WiredTiger currently (2.5) has a schema lock to single-thread schema-modifying operations combined with moderately complex locking of data handles to provide shared or exclusive access.
In addition, there is a "table lock" to single-thread schema-modifying operations on the same table that may not exclusively lock the same file (e.g., adding or dropping independent indices). Further, there is a "data handle list list" lock to protect the list of data handles.
This is complicated, fragile and hard to maintain.
Instead, we should move to a situation where:
- all data sources in the system that require locking (including at least tables, indices and LSM trees) become WT_DATA_HANDLEs.
_ all operations start by locking the data handles they need. This involves searching the session for cached data handles, then _protected by the data handle mutex* searching and optionally creating the data handles in the connection cache.
- once a required handle is found, it is cached in the session cache, and only at this stage is there any blocking on the data handle lock (after the handle list mutex is dropped).

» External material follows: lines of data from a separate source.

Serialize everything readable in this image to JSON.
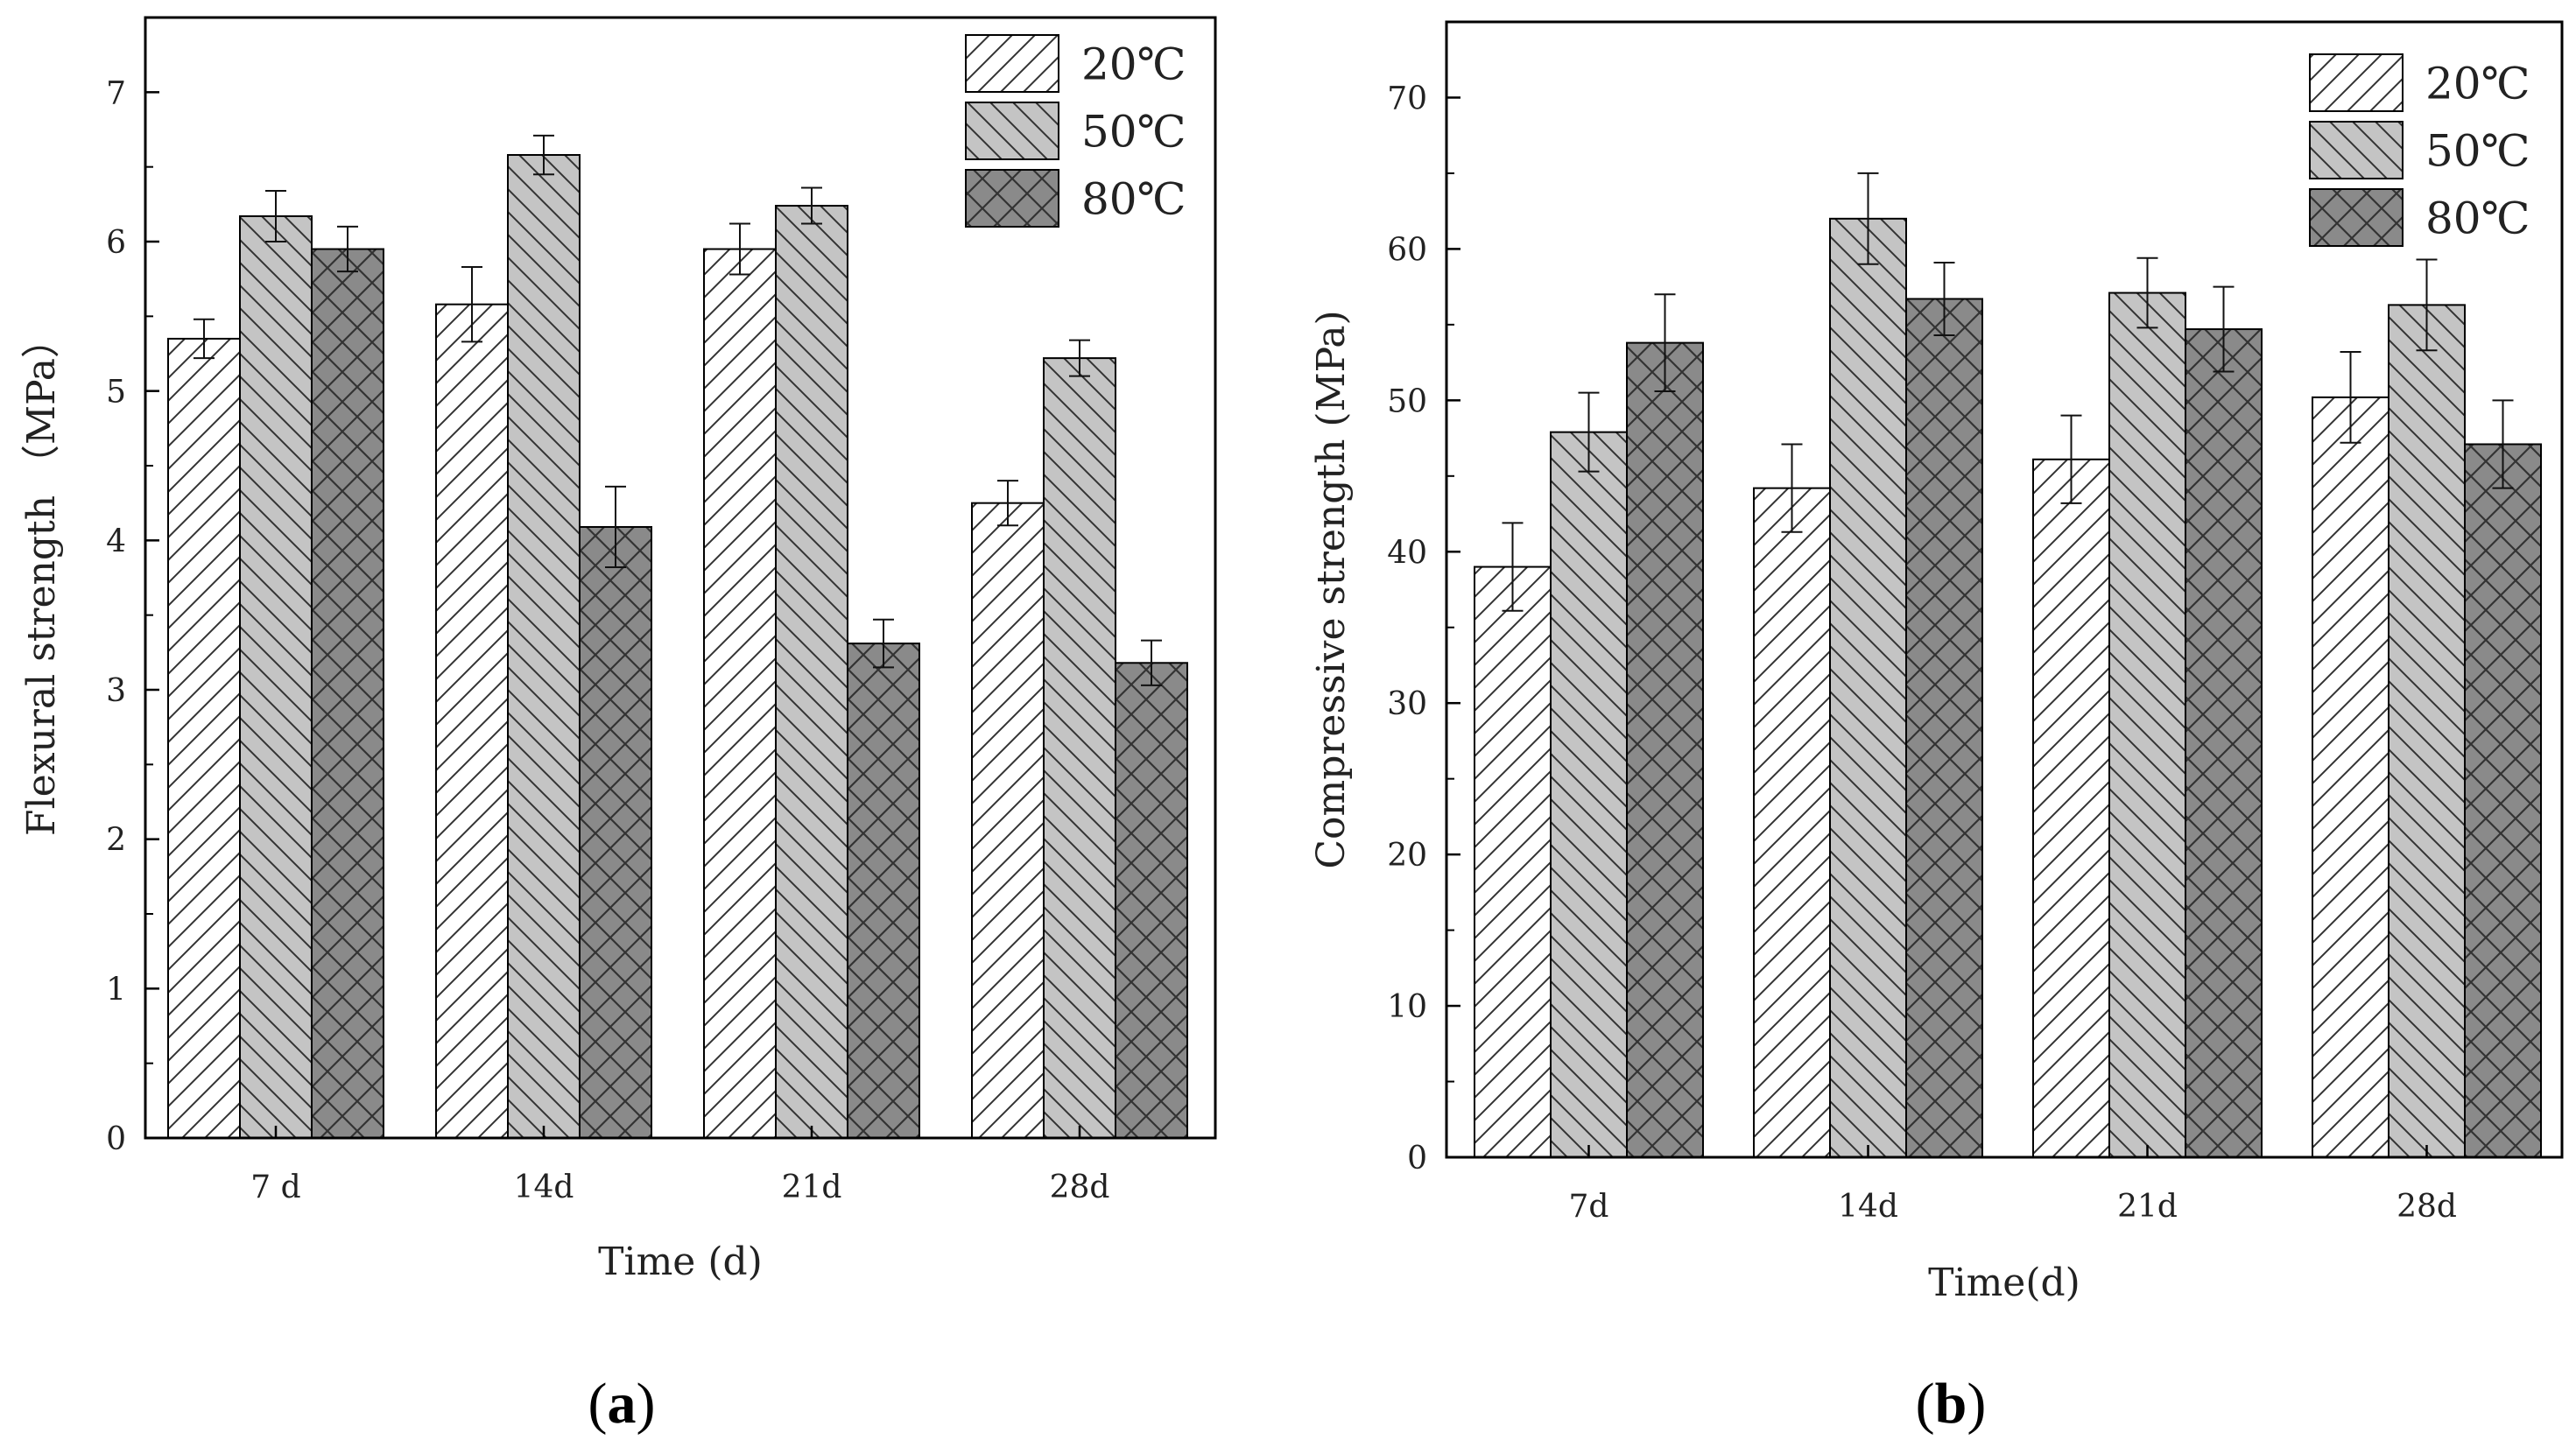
{
  "colors": {
    "series_20": "#ffffff",
    "series_50": "#c4c4c4",
    "series_80": "#8a8a8a",
    "hatch": "#333333",
    "axis": "#000000"
  },
  "legend": [
    "20℃",
    "50℃",
    "80℃"
  ],
  "chart_data": [
    {
      "type": "bar",
      "panel_label": "a",
      "title": "",
      "xlabel": "Time (d)",
      "ylabel": "Flexural strength （MPa）",
      "categories": [
        "7 d",
        "14d",
        "21d",
        "28d"
      ],
      "ylim": [
        0,
        7.5
      ],
      "yticks": [
        0,
        1,
        2,
        3,
        4,
        5,
        6,
        7
      ],
      "legend_position": "top-right",
      "series": [
        {
          "name": "20℃",
          "pattern": "diag-up",
          "values": [
            5.35,
            5.58,
            5.95,
            4.25
          ],
          "errors": [
            0.13,
            0.25,
            0.17,
            0.15
          ]
        },
        {
          "name": "50℃",
          "pattern": "diag-down",
          "values": [
            6.17,
            6.58,
            6.24,
            5.22
          ],
          "errors": [
            0.17,
            0.13,
            0.12,
            0.12
          ]
        },
        {
          "name": "80℃",
          "pattern": "cross",
          "values": [
            5.95,
            4.09,
            3.31,
            3.18
          ],
          "errors": [
            0.15,
            0.27,
            0.16,
            0.15
          ]
        }
      ]
    },
    {
      "type": "bar",
      "panel_label": "b",
      "title": "",
      "xlabel": "Time(d)",
      "ylabel": "Compressive strength (MPa)",
      "categories": [
        "7d",
        "14d",
        "21d",
        "28d"
      ],
      "ylim": [
        0,
        75
      ],
      "yticks": [
        0,
        10,
        20,
        30,
        40,
        50,
        60,
        70
      ],
      "legend_position": "top-right",
      "series": [
        {
          "name": "20℃",
          "pattern": "diag-up",
          "values": [
            39.0,
            44.2,
            46.1,
            50.2
          ],
          "errors": [
            2.9,
            2.9,
            2.9,
            3.0
          ]
        },
        {
          "name": "50℃",
          "pattern": "diag-down",
          "values": [
            47.9,
            62.0,
            57.1,
            56.3
          ],
          "errors": [
            2.6,
            3.0,
            2.3,
            3.0
          ]
        },
        {
          "name": "80℃",
          "pattern": "cross",
          "values": [
            53.8,
            56.7,
            54.7,
            47.1
          ],
          "errors": [
            3.2,
            2.4,
            2.8,
            2.9
          ]
        }
      ]
    }
  ]
}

- blocking should be made configurable (default blocking=true), rather than the current behavior where read-only operations block but exclusive operations sometimes fail with EBUSY.

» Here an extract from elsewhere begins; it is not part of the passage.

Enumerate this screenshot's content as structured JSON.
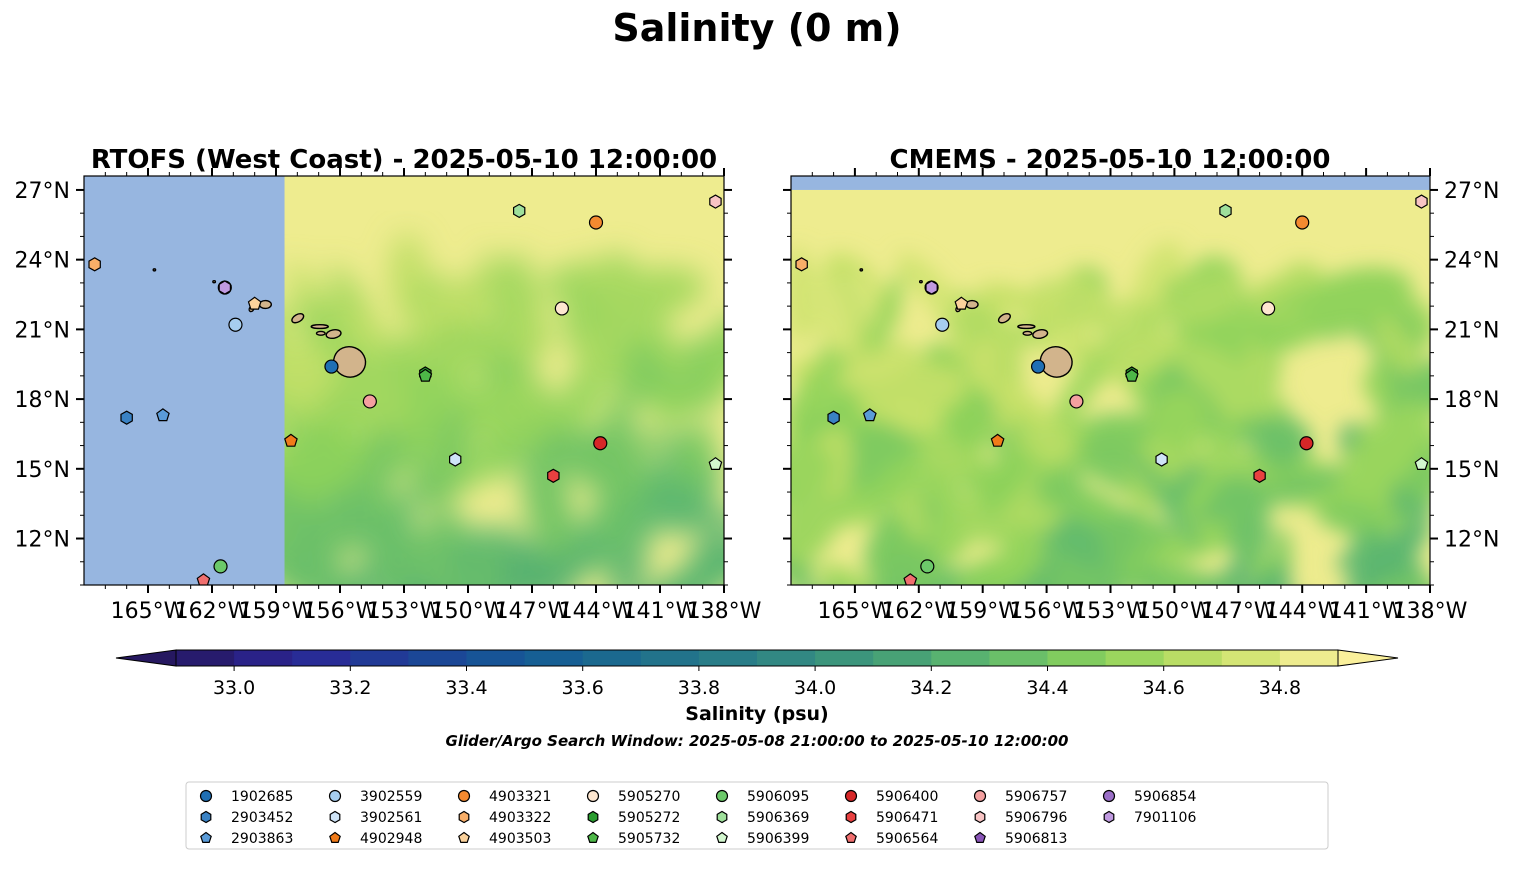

- since each operation only operates on a single high-level handle (e.g., a single table, even if that includes multiple btrees or LSM trees underneath), and exclusive locks are never held for longer than a single operation, we can continue to avoid data handle deadlocks.
These changes would mean:
- we can eliminate the schema lock, the table lock and LSM locks: the operations they currently protect would be protected by handle locks on tables, indices or LSM trees.
- no operation ever blocks while holding the data handle list lock: it is purely used to protect the shared handle list
- more concurrency: independent schema-modifying operations can complete independently. This requires some care with regard to metadata changes, particularly with regard to checkpoints and when newly-created data sources become durable.